Incidentally, the hosts had elected to field after early morning showers had left the pitch damp and conducive for an early crack from one of the fast men. Ultimately, the wicket proved to be benign but the new-ball pairing of Alzarri Joseph and captain Jason Holder didn’t help the team’s cause with their lengths – overcompensating for overly short deliveries with ‘drive-me’ full ones. Even the usually-disciplined leggie Devendra Bishoo struggled with his lengths and was regularly picked off by a free-flowing Rahane in a century opening stand for India.
“We didn’t bowl anywhere near as well as we could’ve done and that’s probably the first time that’s happened since I’ve been here so you can live with that to a certain extent,” Law told reporters following the 105-run defeat. “But you’ve got to be better than that with the ball. The way we started, the way we set the tone for our innings wasn’t how we wanted to do it and I think at times our plans didn’t quite work out.”

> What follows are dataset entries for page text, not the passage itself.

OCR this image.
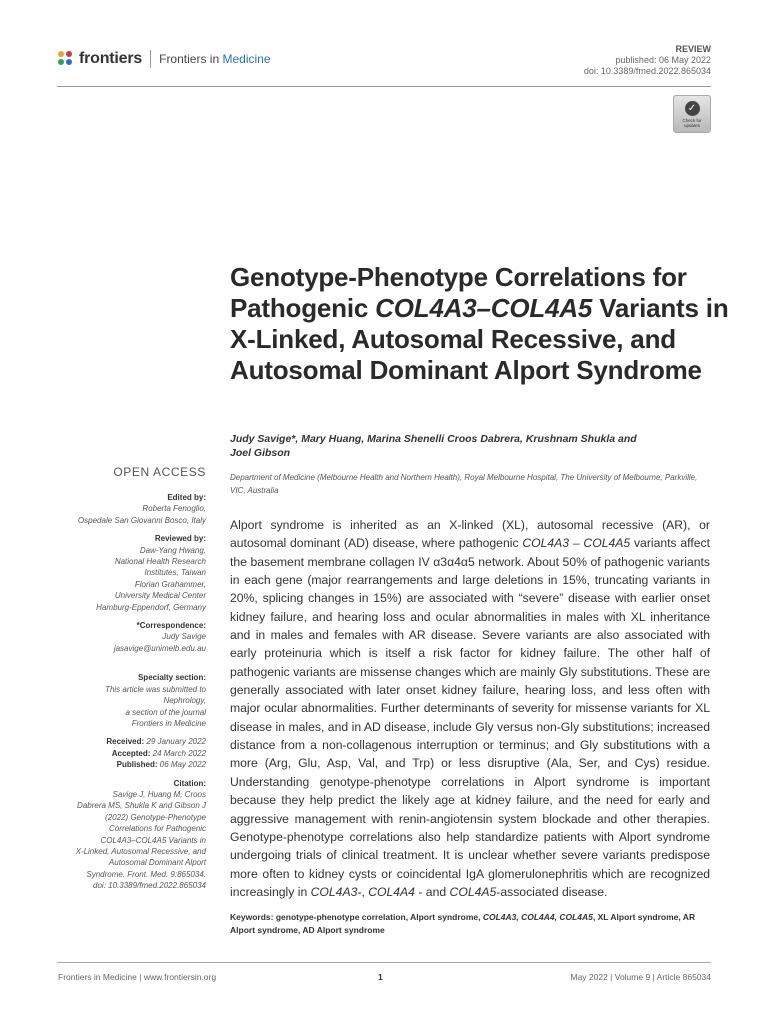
frontiers Frontiers in Medicine
REVIEW
published: 06 May 2022
doi: 10.3389/fmed.2022.865034
✓
Check for updates
Genotype-Phenotype Correlations for Pathogenic COL4A3–COL4A5 Variants in X-Linked, Autosomal Recessive, and Autosomal Dominant Alport Syndrome
Judy Savige*, Mary Huang, Marina Shenelli Croos Dabrera, Krushnam Shukla and
Joel Gibson
Department of Medicine (Melbourne Health and Northern Health), Royal Melbourne Hospital, The University of Melbourne, Parkville, VIC, Australia

Alport syndrome is inherited as an X-linked (XL), autosomal recessive (AR), or autosomal dominant (AD) disease, where pathogenic COL4A3 – COL4A5 variants affect the basement membrane collagen IV α3α4α5 network. About 50% of pathogenic variants in each gene (major rearrangements and large deletions in 15%, truncating variants in 20%, splicing changes in 15%) are associated with “severe” disease with earlier onset kidney failure, and hearing loss and ocular abnormalities in males with XL inheritance and in males and females with AR disease. Severe variants are also associated with early proteinuria which is itself a risk factor for kidney failure. The other half of pathogenic variants are missense changes which are mainly Gly substitutions. These are generally associated with later onset kidney failure, hearing loss, and less often with major ocular abnormalities. Further determinants of severity for missense variants for XL disease in males, and in AD disease, include Gly versus non-Gly substitutions; increased distance from a non-collagenous interruption or terminus; and Gly substitutions with a more (Arg, Glu, Asp, Val, and Trp) or less disruptive (Ala, Ser, and Cys) residue. Understanding genotype-phenotype correlations in Alport syndrome is important because they help predict the likely age at kidney failure, and the need for early and aggressive management with renin-angiotensin system blockade and other therapies. Genotype-phenotype correlations also help standardize patients with Alport syndrome undergoing trials of clinical treatment. It is unclear whether severe variants predispose more often to kidney cysts or coincidental IgA glomerulonephritis which are recognized increasingly in COL4A3-, COL4A4 - and COL4A5-associated disease.

Keywords: genotype-phenotype correlation, Alport syndrome, COL4A3, COL4A4, COL4A5, XL Alport syndrome, AR Alport syndrome, AD Alport syndrome
OPEN ACCESS
Edited by:
Roberta Fenoglio,
Ospedale San Giovanni Bosco, Italy
Reviewed by:
Daw-Yang Hwang,
National Health Research
Institutes, Taiwan
Florian Grahammer,
University Medical Center
Hamburg-Eppendorf, Germany
*Correspondence:
Judy Savige
jasavige@unimelb.edu.au
Specialty section:
This article was submitted to
Nephrology,
a section of the journal
Frontiers in Medicine
Received: 29 January 2022
Accepted: 24 March 2022
Published: 06 May 2022
Citation:
Savige J, Huang M, Croos
Dabrera MS, Shukla K and Gibson J
(2022) Genotype-Phenotype
Correlations for Pathogenic
COL4A3–COL4A5 Variants in
X-Linked, Autosomal Recessive, and
Autosomal Dominant Alport
Syndrome. Front. Med. 9:865034.
doi: 10.3389/fmed.2022.865034
Frontiers in Medicine | www.frontiersin.org	1	May 2022 | Volume 9 | Article 865034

Windies’ bowling indiscipline was aptly summed by captain Holder bowling three beamers and a front-foot no-ball in his final two overs, allowing India to cross the 300-run mark – for the 96th time in ODI history – even in a 43-over contest. Ninety-nine of those runs came in the final nine overs, underscoring the hosts’ apathy with the ball. Law, however, believes recent performances, particularly in the series against Champions Trophy winners Pakistan, offer an indication that Windies can put on an improved show in the remaining three matches of this competition.

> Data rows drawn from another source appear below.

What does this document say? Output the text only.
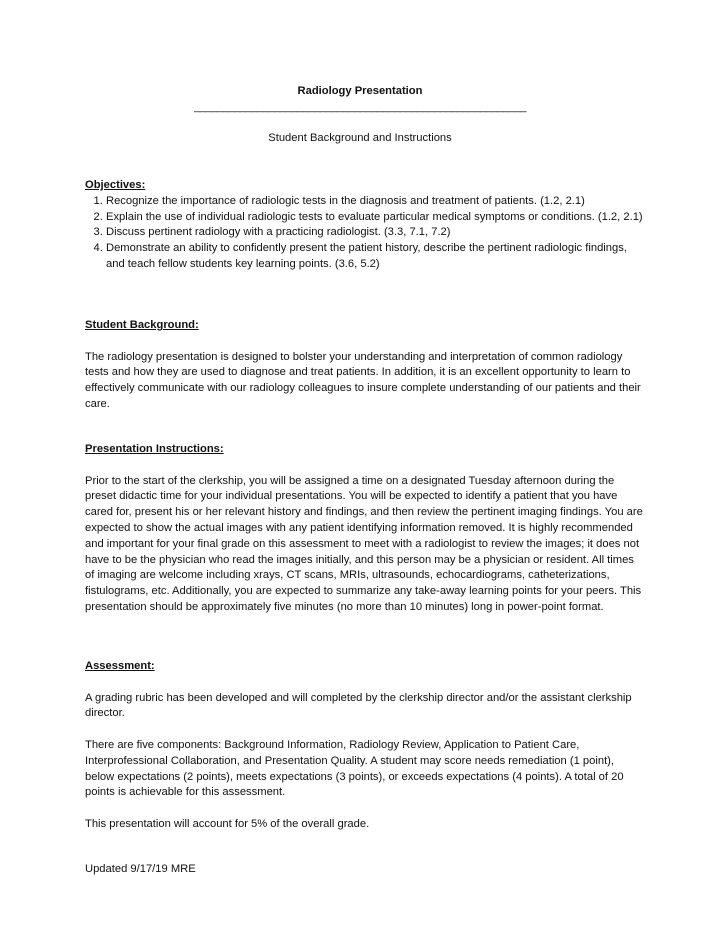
Radiology Presentation
__________________________________________________________
Student Background and Instructions

Objectives:

1. Recognize the importance of radiologic tests in the diagnosis and treatment of patients. (1.2, 2.1)
2. Explain the use of individual radiologic tests to evaluate particular medical symptoms or conditions. (1.2, 2.1)
3. Discuss pertinent radiology with a practicing radiologist. (3.3, 7.1, 7.2)
4. Demonstrate an ability to confidently present the patient history, describe the pertinent radiologic findings, and teach fellow students key learning points. (3.6, 5.2)

Student Background:

The radiology presentation is designed to bolster your understanding and interpretation of common radiology tests and how they are used to diagnose and treat patients. In addition, it is an excellent opportunity to learn to effectively communicate with our radiology colleagues to insure complete understanding of our patients and their care.

Presentation Instructions:

Prior to the start of the clerkship, you will be assigned a time on a designated Tuesday afternoon during the preset didactic time for your individual presentations. You will be expected to identify a patient that you have cared for, present his or her relevant history and findings, and then review the pertinent imaging findings. You are expected to show the actual images with any patient identifying information removed. It is highly recommended and important for your final grade on this assessment to meet with a radiologist to review the images; it does not have to be the physician who read the images initially, and this person may be a physician or resident. All times of imaging are welcome including xrays, CT scans, MRIs, ultrasounds, echocardiograms, catheterizations, fistulograms, etc. Additionally, you are expected to summarize any take-away learning points for your peers. This presentation should be approximately five minutes (no more than 10 minutes) long in power-point format.

Assessment:

A grading rubric has been developed and will completed by the clerkship director and/or the assistant clerkship director.

There are five components: Background Information, Radiology Review, Application to Patient Care, Interprofessional Collaboration, and Presentation Quality. A student may score needs remediation (1 point), below expectations (2 points), meets expectations (3 points), or exceeds expectations (4 points). A total of 20 points is achievable for this assessment.

This presentation will account for 5% of the overall grade.

Updated 9/17/19 MRE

“We’ve got to understand that India are number three in the world for a reason and they’ve ben hovering around that top three for quite a while now,” Law explained. “They’ve got some of the best players, if not the best players in the world up there so we know that we’ve got to play really well and compete really hard to get anything out of these games but there is no reason why we can’t.
“We pushed Pakistan all the way when they were out here recently. We beat them chasing down 308 in the first ODI and in the last two we nearly got over the line as well so those performances are in us,” he added.
Opener Shai Hope’s 81 in the chase was a lone bright spot in an otherwise abject performance for the hosts. But the Windies never quite recovered from a position of 4 for 2 in the third over, to end on a 205 for six off their allotted overs. Law, now in his fourth series with the side after taking over earlier this year, said the experience gained in the defeat would be beneficial to the young team.
“Some of our boys haven’t played a lot of international cricket so to get some time in the middle against some quality bowlers is good for their confidence,” the Australian pointed out. “When we batted I thought Shai Hope played extremely well.
“We’re lacking a little bit of something, a little bit of edge with our bowling and with our batting we are not quite getting off to good starts consistently.”